Although the broad-spectrum MMP inhibitors Marimastat, and its analog Batimastat, have been disappointing, new work suggests that they still hold medical promise. When prostate cancer metastasizes to bone, the tumor cells increase the turnover of bone tissue, producing both osteolytic and osteoblastic effects. Using a chimeric mouse model of this process, researchers at Wayne State University found that batimastat reduces the osteolytic effect and inhibits growth of the tumor cells (JNCI 94, 17; 2002). “[We] used a broad-spectrum inhibitor in an osteolytic model. The next obvious step would be a broad-spectrum inhibitor in an osteoblastic model,” says lead investigator Michael Cher.

But the team may need to find a new drug for the next phase of the research. “Initially, British Biotech provided the drug free of charge,” says Cher, but now “I can't even get it,” as the company has limited the distribution of batimastat as part of its restructuring. Cher worries that the failed clinical trials are casting a pall over the field, even though “there are many ... mitigating factors in those few clinical trials that have been done,” making the results difficult to interpret.

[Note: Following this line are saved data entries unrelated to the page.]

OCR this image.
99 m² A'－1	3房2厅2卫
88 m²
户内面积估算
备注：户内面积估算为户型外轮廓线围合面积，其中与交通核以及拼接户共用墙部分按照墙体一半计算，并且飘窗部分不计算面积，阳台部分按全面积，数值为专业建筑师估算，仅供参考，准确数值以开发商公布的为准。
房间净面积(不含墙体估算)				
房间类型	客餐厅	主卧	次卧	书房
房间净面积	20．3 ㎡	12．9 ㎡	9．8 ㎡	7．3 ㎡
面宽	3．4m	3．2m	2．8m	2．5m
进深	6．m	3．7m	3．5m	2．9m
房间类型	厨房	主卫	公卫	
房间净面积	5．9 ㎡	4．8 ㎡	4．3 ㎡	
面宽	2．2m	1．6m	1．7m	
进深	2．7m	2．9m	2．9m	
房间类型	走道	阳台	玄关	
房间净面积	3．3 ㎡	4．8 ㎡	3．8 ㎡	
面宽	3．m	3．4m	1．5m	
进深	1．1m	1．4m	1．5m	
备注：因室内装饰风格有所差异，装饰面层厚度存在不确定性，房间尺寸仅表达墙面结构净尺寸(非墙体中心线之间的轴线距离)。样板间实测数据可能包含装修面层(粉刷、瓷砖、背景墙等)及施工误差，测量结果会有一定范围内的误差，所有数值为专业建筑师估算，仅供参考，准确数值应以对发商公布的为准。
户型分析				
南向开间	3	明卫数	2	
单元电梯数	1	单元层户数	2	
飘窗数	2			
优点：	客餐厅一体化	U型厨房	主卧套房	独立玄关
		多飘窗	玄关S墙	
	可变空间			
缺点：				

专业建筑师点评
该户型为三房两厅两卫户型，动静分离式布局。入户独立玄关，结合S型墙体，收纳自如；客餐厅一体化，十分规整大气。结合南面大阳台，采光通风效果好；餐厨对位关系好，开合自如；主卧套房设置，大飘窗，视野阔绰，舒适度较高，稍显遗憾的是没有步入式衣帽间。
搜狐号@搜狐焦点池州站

Maybe they should try tetracyclines. In an interesting twist, researchers have found that this old class of antibiotics acts as broad-spectrum MMP inhibitors. Indeed, the only MMP inhibitor so far approved as a drug, Collagenex's Periostat, is a tetracycline for the treatment of periodontitis. The company is now testing tetracycline derivatives against cancer.

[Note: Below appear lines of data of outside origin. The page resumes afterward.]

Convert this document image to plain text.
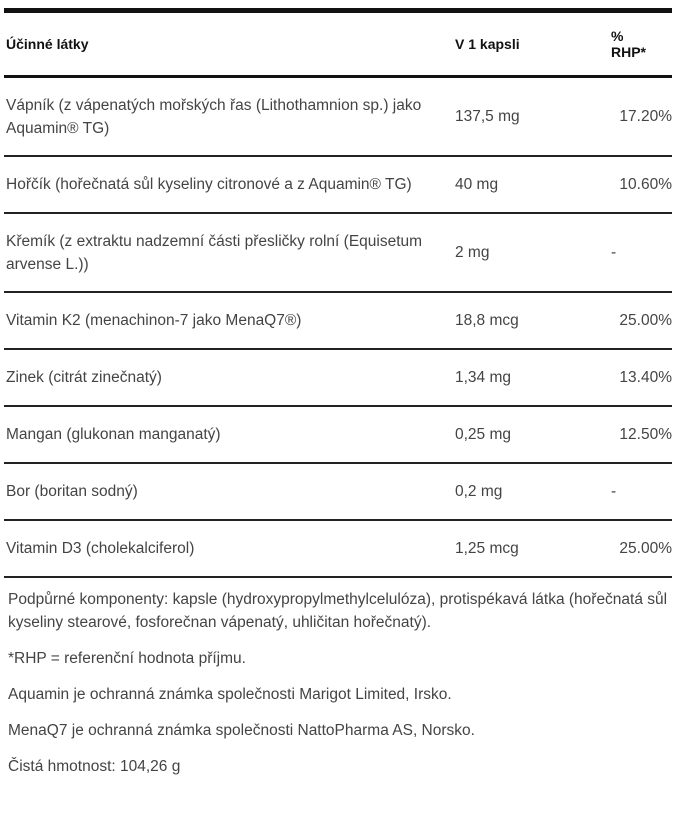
Účinné látky	V 1 kapsli	%
RHP*
Vápník (z vápenatých mořských řas (Lithothamnion sp.) jako Aquamin® TG)	137,5 mg	17.20%
Hořčík (hořečnatá sůl kyseliny citronové a z Aquamin® TG)	40 mg	10.60%
Křemík (z extraktu nadzemní části přesličky rolní (Equisetum arvense L.))	2 mg	-
Vitamin K2 (menachinon-7 jako MenaQ7®)	18,8 mcg	25.00%
Zinek (citrát zinečnatý)	1,34 mg	13.40%
Mangan (glukonan manganatý)	0,25 mg	12.50%
Bor (boritan sodný)	0,2 mg	-
Vitamin D3 (cholekalciferol)	1,25 mcg	25.00%

Podpůrné komponenty: kapsle (hydroxypropylmethylcelulóza), protispékavá látka (hořečnatá sůl kyseliny stearové, fosforečnan vápenatý, uhličitan hořečnatý).

*RHP = referenční hodnota příjmu.

Aquamin je ochranná známka společnosti Marigot Limited, Irsko.

MenaQ7 je ochranná známka společnosti NattoPharma AS, Norsko.

Čistá hmotnost: 104,26 g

Not only are clinical data for tetracyclines well established, but their broad spectrum of activity makes them a useful test-bed for MMP inhibition. For example, Thompson's group found that MMP-9 expression increases dramatically during the development of abdominal aortic aneurysm (AAA), probably linked to a degradation of aortic-wall elastin and collagen. In mouse and rat models, the team showed that doxycycline slows the progression of the condition, and initial studies have provided encouraging results that the antibiotic also reduces MMP levels in humans with AAA (Ann. NY Acad. Sci. 878, 159; 1999).

Using an approved drug to test the mechanism allowed the research to move into the clinic quickly, but it could have unintended consequences: “One of our concerns is that people will just start to use [doxycycline as a treatment for aneurysms] based simply on what's in the literature,” says Thompson. The team hopes to begin a multicenter placebo-controlled trial of doxycycline for AAA this year. If successful, the oasis on the MMP horizon may finally draw closer.